The potential of LAS Na to cause chromosomal aberrations in mammalian cells was examined with the use of Chinese hamster ovary cells, exposed to concentrations of 0.32 to 78 ug/ml with S9, and 1.25 to 156 ug/ml without S9. Positive responses were seen at cytotoxic concentrations only in the presence of S9. Concentrations below the level of cytotoxicty with S9 did not show positive results. The test substance is not clastogenic in the absence of metabolic activation, or with metabolic activation below cytotoxic concentrations. Chromosomal aberrations seen at cytotoxicity levels can be considered as a secondary effect. The result suggests that LAS is not clastogenic (Murrie & Innes, 1997).

In another test Chinese Hamster Ovary (CHO) cells were exposed to concentrations of 0, 0.6, 1, 1.8, 3, and 6 ug/ml without S9, and 0, 6, 10, 18, 30, and 60 ug/ml with S9. Preliminary tests show the test substance was cytogenic at concentrations of 50 ug/ml or greater with metabolic activation, and 100 ug/ml or above without metabolic activation. There was no biologically significant increase in mutation frequency in the treated groups and hence, LAS is considered not mutagenic to CHO cells both in the presence and absence of S9 (AVON, 1995).

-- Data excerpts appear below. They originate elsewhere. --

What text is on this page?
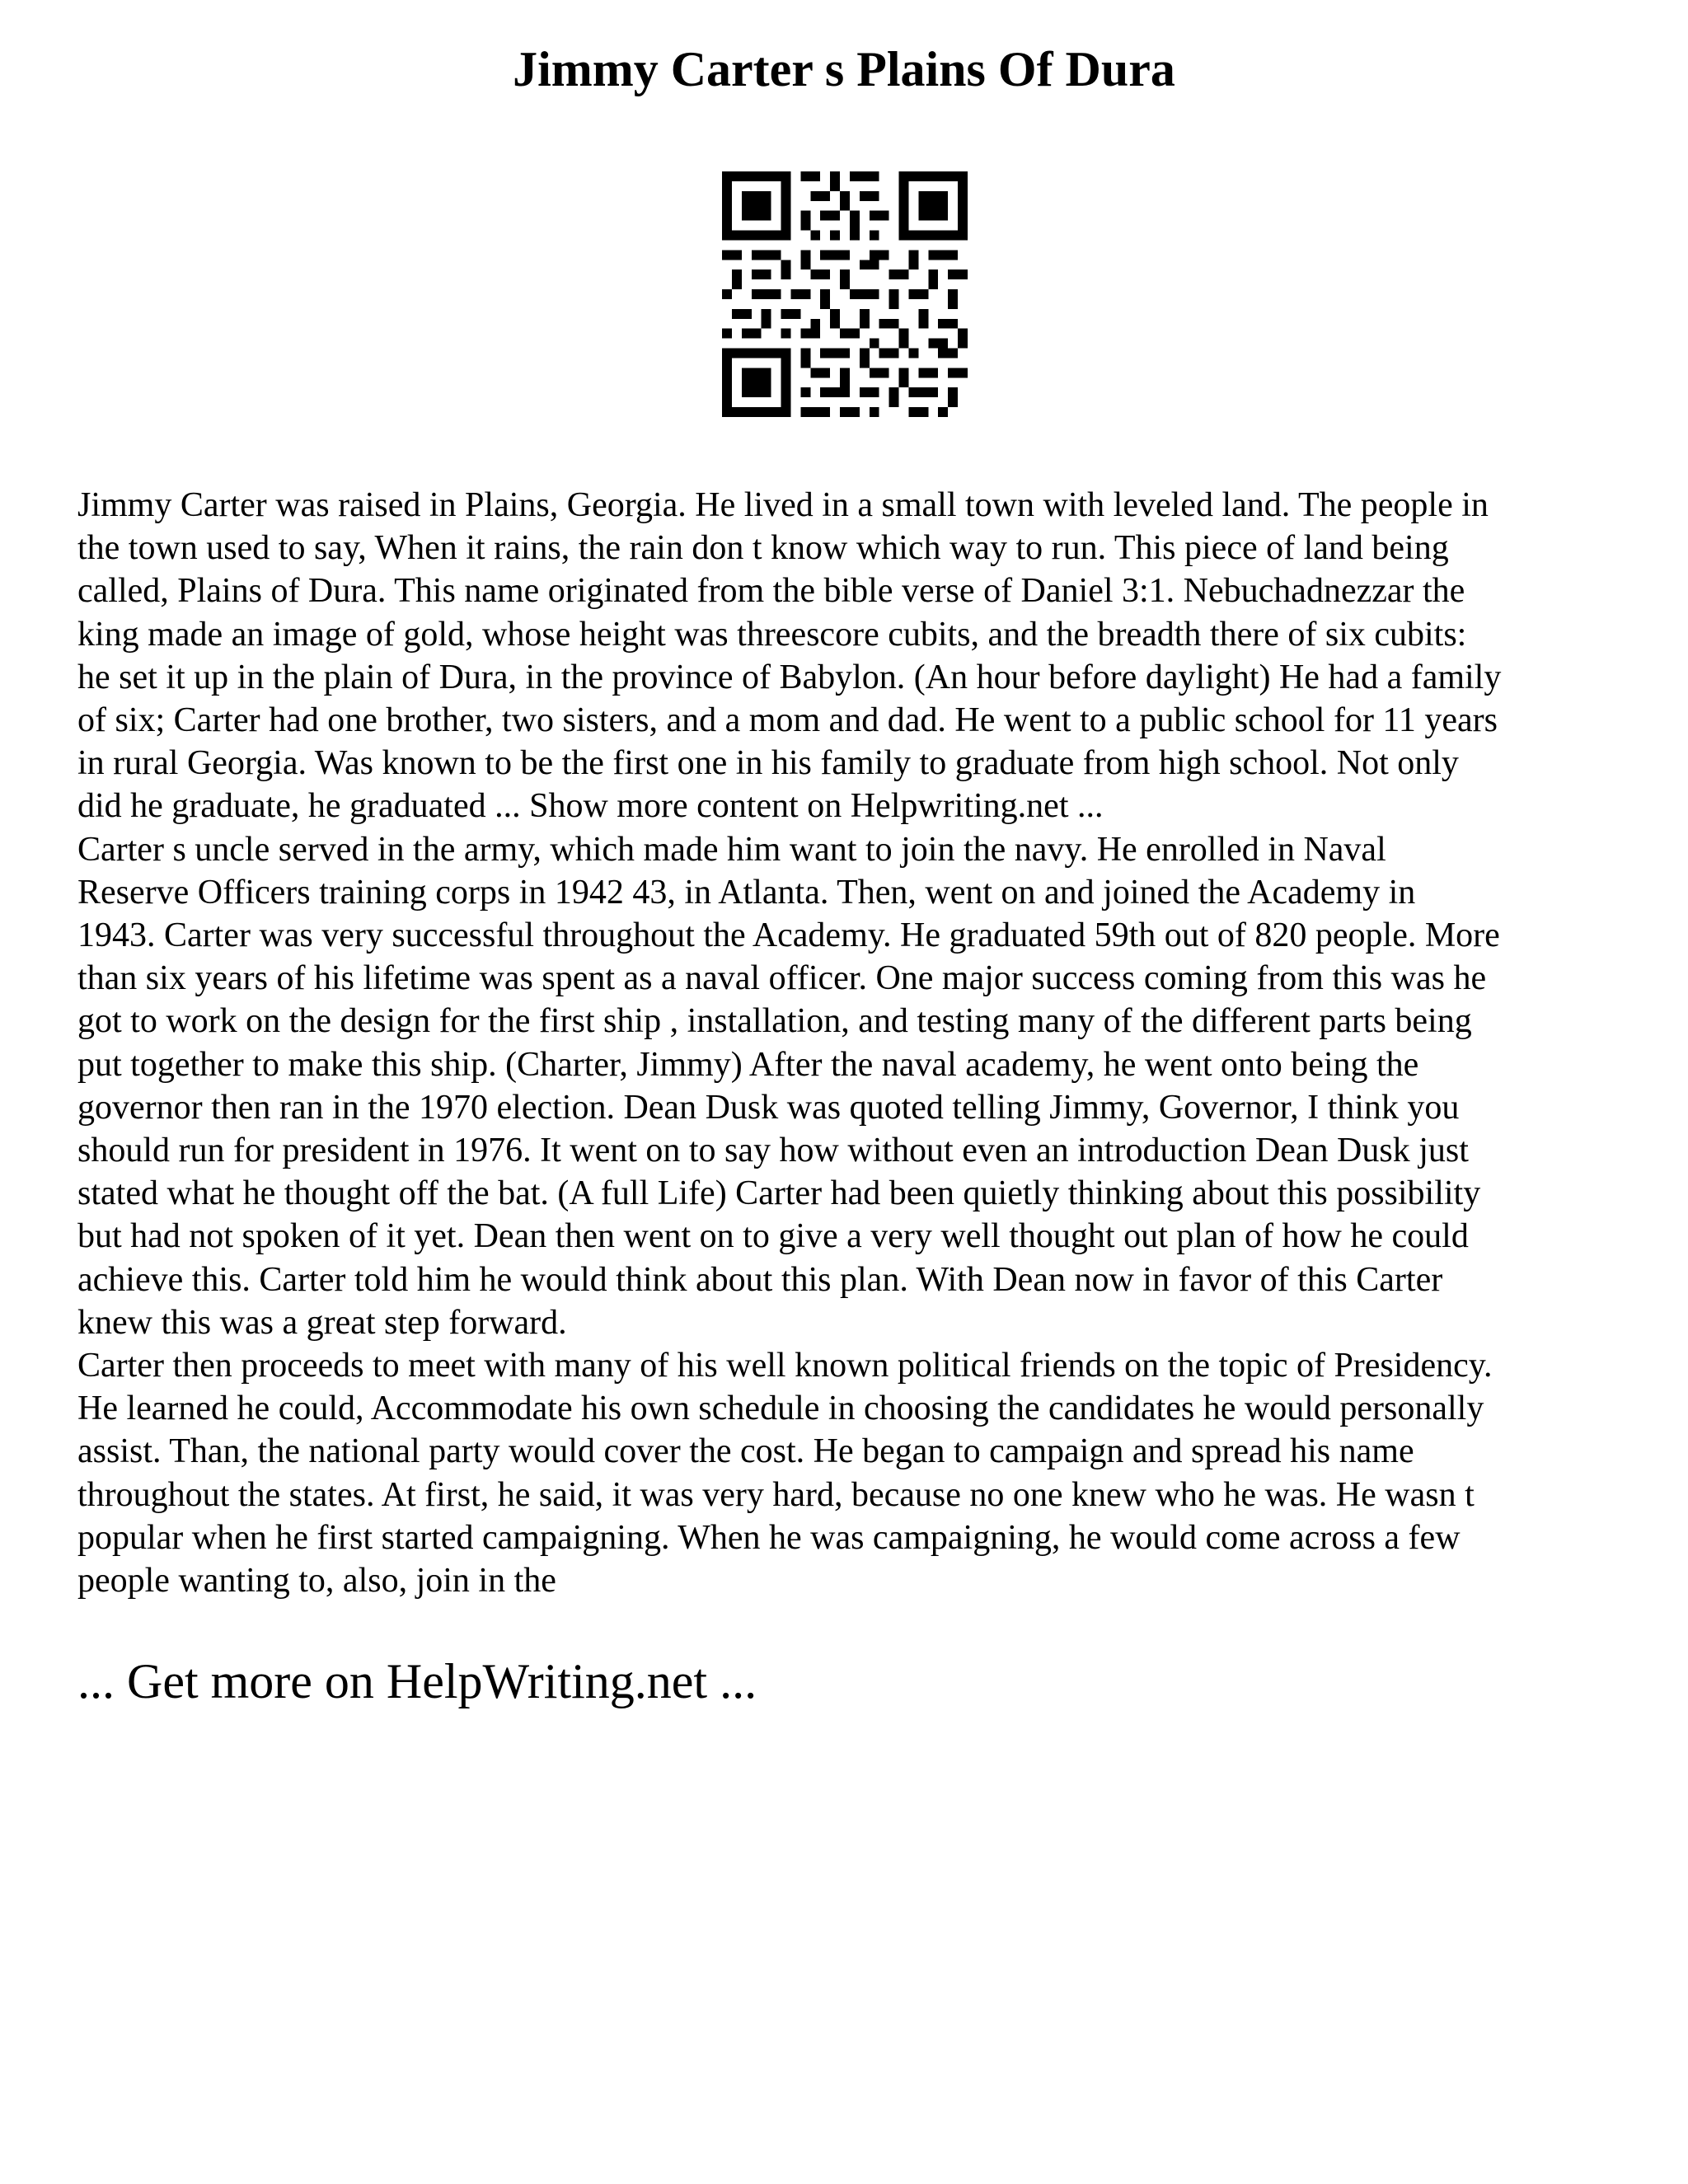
Jimmy Carter s Plains Of Dura

Jimmy Carter was raised in Plains, Georgia. He lived in a small town with leveled land. The people in
the town used to say, When it rains, the rain don t know which way to run. This piece of land being
called, Plains of Dura. This name originated from the bible verse of Daniel 3:1. Nebuchadnezzar the
king made an image of gold, whose height was threescore cubits, and the breadth there of six cubits:
he set it up in the plain of Dura, in the province of Babylon. (An hour before daylight) He had a family
of six; Carter had one brother, two sisters, and a mom and dad. He went to a public school for 11 years
in rural Georgia. Was known to be the first one in his family to graduate from high school. Not only
did he graduate, he graduated ... Show more content on Helpwriting.net ...

Carter s uncle served in the army, which made him want to join the navy. He enrolled in Naval
Reserve Officers training corps in 1942 43, in Atlanta. Then, went on and joined the Academy in
1943. Carter was very successful throughout the Academy. He graduated 59th out of 820 people. More
than six years of his lifetime was spent as a naval officer. One major success coming from this was he
got to work on the design for the first ship , installation, and testing many of the different parts being
put together to make this ship. (Charter, Jimmy) After the naval academy, he went onto being the
governor then ran in the 1970 election. Dean Dusk was quoted telling Jimmy, Governor, I think you
should run for president in 1976. It went on to say how without even an introduction Dean Dusk just
stated what he thought off the bat. (A full Life) Carter had been quietly thinking about this possibility
but had not spoken of it yet. Dean then went on to give a very well thought out plan of how he could
achieve this. Carter told him he would think about this plan. With Dean now in favor of this Carter
knew this was a great step forward.

Carter then proceeds to meet with many of his well known political friends on the topic of Presidency.
He learned he could, Accommodate his own schedule in choosing the candidates he would personally
assist. Than, the national party would cover the cost. He began to campaign and spread his name
throughout the states. At first, he said, it was very hard, because no one knew who he was. He wasn t
popular when he first started campaigning. When he was campaigning, he would come across a few
people wanting to, also, join in the

... Get more on HelpWriting.net ...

Taken together, all the above information, indicate that LAS IPA

Justification for selection of genetic toxicity endpoint

The endpoint of genotoxicity is addressed with a weight of evidence approach. Therefore, one key study is not applicable. The database is considered sufficient to fulfil the specific requirement.

Short description of key information:

LAS IPA did not induce any bacterial gene mutations in the Ames test (GLP, Guideline study). The rest of the requirements were addressed with studies on LAS Na and IPA. MIPA did not cause gene mutations in mouse lymphoma L5178Y cells, or chromosomal aberrations in human lymphocytes, both with and without metabolic activation. Similarly, LAS Na did not induce any gene mutations or chromosomal aberrations in Chinese hamster ovary cells. Based on the above LAS IPA is not considered to be genotoxic.

Endpoint Conclusion: No adverse effect observed (negative)

Justification for classification or non-classification

Based on the results of the in vitro genetic toxicity studies, LAS IPA does not need to be classified for genotoxicity according to the Regulation (EC) No 1272/2008.